Critique | Musique

The Roots – Undun

HIP HOP | Avec Undun, The Roots imagine un concept-album autour de la vie et la mort d’un petit dealer. Un nouveau coup de maître.

The Roots, Undun, distribué par Universal. ****

Ecouter l’album sur Spotify.

Vingt-quatre ans que l’entité The Roots existe. Et pourtant, qui peut identifier précisément les membres du groupe? Il y a bien sûr ?uestlove, batteur dont l’afro XXL sert à elle seule de signature visuelle au band. Derrière le micro, Black Thought reste également un point de repère essentiel. Au-delà, difficile pourtant de cerner complètement la formation de Philadelphie, qui va, qui vient… Au début de son parcours, The Roots était surtout présenté comme le groupe hip hop « qui utilise de vrais instruments ». Sa vraie particularité est pourtant ailleurs: dans un univers hip hop qui carbure souvent à l’ego-trip, The Roots l’a toujours joué collectif.

Vie et mort d’un dealer

Cela n’a peut-être jamais été autant le cas que sur le nouveau Undun, 13e album d’une discographie aux déchets rares. Depuis 2 ans, The Roots officie comme backing band permanent pour l’un des principaux talk shows américains, le Late Night with Jimmy Fallon, sur NBC. Un travail au quotidien qui a certainement encore un peu plus huilé les rouages de la machine. Mais ce n’est pas le seul bénéfice de la manoeuvre: en interview, ?uestlove explique volontiers que le job a permis au groupe de se libérer d’une certaine pression, lui offrant une nouvelle indépendance financière. Du coup, The Roots franchit aujourd’hui un pas supplémentaire avec un  » album-concept « . Pas de prise de tête à craindre: si Undun s’apprécie sur la longueur, demandant du temps avant que ne se décante son clair-obscur, il reste fluide et hospitalier. Le pari d’Undun est en fait de proposer une sorte de conte urbain : le disque retrace le parcours de Redford Stephens, personnage fictif dont la vie dérape, des petits trafics au coin de rue à la mort violente. Une  » fable  » du ghetto comme la musique soul en a produit pas mal. L’originalité d’Undun est de la prendre à rebours, en débutant le disque par la fin, avec le bip de l’encéphalogramme plat.
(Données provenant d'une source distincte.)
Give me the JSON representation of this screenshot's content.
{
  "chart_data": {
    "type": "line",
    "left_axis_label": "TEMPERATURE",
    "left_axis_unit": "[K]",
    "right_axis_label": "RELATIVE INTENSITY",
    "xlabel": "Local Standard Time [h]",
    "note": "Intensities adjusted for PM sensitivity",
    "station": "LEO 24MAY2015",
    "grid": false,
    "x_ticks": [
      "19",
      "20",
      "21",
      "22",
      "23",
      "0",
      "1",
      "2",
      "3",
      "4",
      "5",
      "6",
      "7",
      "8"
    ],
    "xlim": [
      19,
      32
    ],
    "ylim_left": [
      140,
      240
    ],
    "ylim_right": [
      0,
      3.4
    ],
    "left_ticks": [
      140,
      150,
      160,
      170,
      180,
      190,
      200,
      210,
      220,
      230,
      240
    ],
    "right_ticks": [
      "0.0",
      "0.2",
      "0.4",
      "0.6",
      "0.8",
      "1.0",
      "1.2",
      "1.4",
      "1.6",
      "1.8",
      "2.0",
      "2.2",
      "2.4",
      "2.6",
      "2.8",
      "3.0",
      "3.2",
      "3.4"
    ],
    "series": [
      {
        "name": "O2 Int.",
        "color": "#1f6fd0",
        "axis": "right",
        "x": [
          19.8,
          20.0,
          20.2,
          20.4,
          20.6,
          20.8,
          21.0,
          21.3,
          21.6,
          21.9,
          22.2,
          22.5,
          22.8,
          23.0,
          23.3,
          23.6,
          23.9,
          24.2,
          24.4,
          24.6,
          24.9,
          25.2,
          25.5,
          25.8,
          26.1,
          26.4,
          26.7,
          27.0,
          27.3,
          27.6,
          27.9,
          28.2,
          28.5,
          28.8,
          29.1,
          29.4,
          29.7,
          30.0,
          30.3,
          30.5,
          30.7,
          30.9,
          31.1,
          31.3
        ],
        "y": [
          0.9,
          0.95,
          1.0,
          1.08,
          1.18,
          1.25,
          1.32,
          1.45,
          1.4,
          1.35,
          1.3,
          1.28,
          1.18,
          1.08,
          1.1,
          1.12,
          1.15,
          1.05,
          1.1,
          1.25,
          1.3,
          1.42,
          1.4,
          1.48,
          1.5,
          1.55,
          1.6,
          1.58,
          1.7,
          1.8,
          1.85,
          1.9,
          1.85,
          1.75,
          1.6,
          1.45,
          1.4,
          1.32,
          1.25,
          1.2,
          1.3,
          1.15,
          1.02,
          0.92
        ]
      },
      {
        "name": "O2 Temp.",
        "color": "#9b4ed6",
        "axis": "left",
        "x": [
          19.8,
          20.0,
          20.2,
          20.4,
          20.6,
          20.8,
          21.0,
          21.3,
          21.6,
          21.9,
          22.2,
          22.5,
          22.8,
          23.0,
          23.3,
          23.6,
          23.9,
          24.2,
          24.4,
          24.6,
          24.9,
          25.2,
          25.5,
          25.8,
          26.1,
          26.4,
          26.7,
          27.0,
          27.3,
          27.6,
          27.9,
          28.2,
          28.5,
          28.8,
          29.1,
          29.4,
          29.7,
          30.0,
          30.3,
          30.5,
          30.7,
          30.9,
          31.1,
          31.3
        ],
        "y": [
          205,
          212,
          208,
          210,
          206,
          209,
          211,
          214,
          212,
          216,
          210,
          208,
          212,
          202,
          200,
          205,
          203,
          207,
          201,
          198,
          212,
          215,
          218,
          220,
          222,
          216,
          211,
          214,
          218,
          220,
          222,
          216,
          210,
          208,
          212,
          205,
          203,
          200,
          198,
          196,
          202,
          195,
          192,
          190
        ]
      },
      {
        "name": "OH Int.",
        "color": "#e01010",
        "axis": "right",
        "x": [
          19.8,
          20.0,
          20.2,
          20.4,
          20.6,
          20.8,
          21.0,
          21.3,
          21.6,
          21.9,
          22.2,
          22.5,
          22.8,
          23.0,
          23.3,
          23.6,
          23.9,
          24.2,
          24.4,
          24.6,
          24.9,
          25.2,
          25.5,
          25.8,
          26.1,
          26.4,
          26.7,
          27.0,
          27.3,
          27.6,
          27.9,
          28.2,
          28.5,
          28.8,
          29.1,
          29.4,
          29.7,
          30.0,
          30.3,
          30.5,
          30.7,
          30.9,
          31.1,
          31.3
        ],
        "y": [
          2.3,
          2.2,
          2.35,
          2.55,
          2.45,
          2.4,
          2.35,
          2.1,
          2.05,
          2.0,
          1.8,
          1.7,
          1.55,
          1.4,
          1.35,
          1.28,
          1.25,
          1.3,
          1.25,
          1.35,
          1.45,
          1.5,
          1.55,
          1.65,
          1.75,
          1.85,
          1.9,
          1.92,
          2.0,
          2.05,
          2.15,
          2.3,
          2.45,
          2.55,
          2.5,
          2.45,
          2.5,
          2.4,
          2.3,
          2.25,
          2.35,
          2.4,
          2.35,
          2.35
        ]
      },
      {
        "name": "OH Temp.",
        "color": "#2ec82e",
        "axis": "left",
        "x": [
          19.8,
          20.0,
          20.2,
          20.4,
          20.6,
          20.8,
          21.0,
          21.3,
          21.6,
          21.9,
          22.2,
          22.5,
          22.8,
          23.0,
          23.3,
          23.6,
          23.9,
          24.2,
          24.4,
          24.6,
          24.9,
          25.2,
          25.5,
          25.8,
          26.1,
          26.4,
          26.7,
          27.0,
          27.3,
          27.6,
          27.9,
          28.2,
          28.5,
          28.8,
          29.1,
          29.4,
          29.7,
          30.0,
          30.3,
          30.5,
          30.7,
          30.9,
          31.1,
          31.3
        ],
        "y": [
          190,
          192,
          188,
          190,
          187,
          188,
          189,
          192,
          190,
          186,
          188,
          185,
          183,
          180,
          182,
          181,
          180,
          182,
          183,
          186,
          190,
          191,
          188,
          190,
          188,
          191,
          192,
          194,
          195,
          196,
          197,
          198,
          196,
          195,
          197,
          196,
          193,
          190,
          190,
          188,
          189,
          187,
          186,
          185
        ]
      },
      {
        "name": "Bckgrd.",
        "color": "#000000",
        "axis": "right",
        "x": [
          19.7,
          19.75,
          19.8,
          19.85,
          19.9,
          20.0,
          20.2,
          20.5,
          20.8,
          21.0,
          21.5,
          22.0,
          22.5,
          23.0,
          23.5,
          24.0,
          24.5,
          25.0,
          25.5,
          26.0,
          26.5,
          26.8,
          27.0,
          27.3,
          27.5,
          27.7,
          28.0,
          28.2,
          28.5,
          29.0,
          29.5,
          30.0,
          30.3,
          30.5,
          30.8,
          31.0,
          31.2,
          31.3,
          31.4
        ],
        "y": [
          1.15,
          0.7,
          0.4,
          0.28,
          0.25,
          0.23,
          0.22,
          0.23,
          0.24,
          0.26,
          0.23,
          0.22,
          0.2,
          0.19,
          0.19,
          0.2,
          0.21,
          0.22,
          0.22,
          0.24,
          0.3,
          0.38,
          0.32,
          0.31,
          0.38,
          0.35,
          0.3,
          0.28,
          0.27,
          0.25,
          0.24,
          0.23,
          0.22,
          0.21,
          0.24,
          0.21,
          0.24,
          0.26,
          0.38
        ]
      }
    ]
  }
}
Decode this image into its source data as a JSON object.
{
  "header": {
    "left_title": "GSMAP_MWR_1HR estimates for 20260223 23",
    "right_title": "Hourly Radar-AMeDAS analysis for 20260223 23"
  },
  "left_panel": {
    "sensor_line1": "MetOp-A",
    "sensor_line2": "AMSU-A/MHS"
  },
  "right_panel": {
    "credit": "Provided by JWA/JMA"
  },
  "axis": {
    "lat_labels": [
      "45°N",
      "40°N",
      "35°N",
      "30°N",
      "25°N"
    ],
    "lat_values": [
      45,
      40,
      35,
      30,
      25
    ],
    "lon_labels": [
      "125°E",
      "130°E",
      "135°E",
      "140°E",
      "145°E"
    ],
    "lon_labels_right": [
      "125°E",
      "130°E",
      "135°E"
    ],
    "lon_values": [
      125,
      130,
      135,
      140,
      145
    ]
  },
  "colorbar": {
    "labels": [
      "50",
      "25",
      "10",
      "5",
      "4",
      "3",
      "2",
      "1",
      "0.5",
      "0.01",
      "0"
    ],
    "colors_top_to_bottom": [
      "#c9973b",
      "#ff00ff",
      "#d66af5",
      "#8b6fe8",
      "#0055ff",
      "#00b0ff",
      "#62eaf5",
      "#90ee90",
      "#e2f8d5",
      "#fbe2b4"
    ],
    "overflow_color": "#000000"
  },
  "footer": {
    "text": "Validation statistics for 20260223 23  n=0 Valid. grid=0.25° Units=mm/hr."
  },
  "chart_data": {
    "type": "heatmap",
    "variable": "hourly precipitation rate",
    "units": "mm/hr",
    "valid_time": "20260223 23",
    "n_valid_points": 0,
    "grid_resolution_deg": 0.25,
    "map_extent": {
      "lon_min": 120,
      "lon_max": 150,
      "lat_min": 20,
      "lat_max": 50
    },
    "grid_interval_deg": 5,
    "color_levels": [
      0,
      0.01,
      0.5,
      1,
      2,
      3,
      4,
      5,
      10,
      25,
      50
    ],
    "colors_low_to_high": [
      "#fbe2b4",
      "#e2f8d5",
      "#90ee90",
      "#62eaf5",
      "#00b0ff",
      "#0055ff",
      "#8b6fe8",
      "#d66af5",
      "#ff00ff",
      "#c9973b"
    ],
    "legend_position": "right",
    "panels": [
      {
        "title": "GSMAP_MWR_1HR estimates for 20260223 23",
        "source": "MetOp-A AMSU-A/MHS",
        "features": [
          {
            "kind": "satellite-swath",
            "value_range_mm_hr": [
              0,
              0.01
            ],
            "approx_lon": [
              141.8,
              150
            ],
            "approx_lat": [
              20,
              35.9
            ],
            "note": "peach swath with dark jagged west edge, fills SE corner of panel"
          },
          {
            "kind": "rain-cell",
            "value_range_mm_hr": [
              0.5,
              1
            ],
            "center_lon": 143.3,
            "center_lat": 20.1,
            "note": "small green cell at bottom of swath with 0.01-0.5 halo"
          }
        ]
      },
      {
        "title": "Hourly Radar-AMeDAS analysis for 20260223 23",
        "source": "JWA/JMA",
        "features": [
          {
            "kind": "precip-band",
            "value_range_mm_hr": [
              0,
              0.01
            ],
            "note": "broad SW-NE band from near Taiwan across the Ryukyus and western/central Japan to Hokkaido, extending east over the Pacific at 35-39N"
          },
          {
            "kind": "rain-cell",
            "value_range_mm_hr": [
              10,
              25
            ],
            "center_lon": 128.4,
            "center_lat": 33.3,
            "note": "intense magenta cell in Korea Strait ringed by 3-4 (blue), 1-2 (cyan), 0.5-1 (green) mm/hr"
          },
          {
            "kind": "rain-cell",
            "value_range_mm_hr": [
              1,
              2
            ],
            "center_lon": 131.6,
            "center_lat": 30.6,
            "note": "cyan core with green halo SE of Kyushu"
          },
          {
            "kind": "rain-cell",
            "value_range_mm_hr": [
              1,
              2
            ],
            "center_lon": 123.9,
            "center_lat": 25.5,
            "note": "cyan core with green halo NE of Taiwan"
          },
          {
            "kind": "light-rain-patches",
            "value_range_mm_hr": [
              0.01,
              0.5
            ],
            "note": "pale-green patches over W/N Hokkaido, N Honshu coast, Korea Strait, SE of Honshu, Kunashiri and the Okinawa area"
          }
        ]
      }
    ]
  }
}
Undun a surtout la bonne idée d’éviter à la fois le piège du conte moral et celui de la glorification. Ni victime, ni héros, « juste un gamin qui construit son monde de manière à lui donner le plus de sens possible « , explique le groupe, avant de conclure: « Après tout… n’est-ce pas ce que nous faisons tous? » Cela n’en dit pas seulement beaucoup sur le point de vue politique du groupe -l’individu qui se débat avec son environnement, broyé par la « machine »-, mais aussi sur son approche musicale. Autant le son du collectif a quelque chose de profondément organique, autant il existe une « qualité Roots » intangible qui peut être agaçante. Une sorte de perfection qui tient à distance. C’est sans doute la manière qu’a trouvée le groupe pour éviter toute démagogie.

Il faut donc un peu de temps pour briser le glacis. Mais l’histoire qu’on y trouve en-dessous vaut la peine d’être écoutée. Un titre comme Make My par exemple s’écoule lentement, distillant une douce amertume, se terminant par un groove mélancolique qu’on prie de voir s’allonger encore et encore. Electriques, Kool On ou Stomp amènent des couleurs plus tranchées, tandis que Tip The Scale est un petit bijou de soul engagée. En toute fin, The Roots reprend, avec lui, le Redford de Sufjan Stevens, premier segment d’un épilogue découpé en 4 « mouvements ». La conclusion instrumentale idéale d’un disque court (38 minutes à peine), mais parfaitement maîtrisé.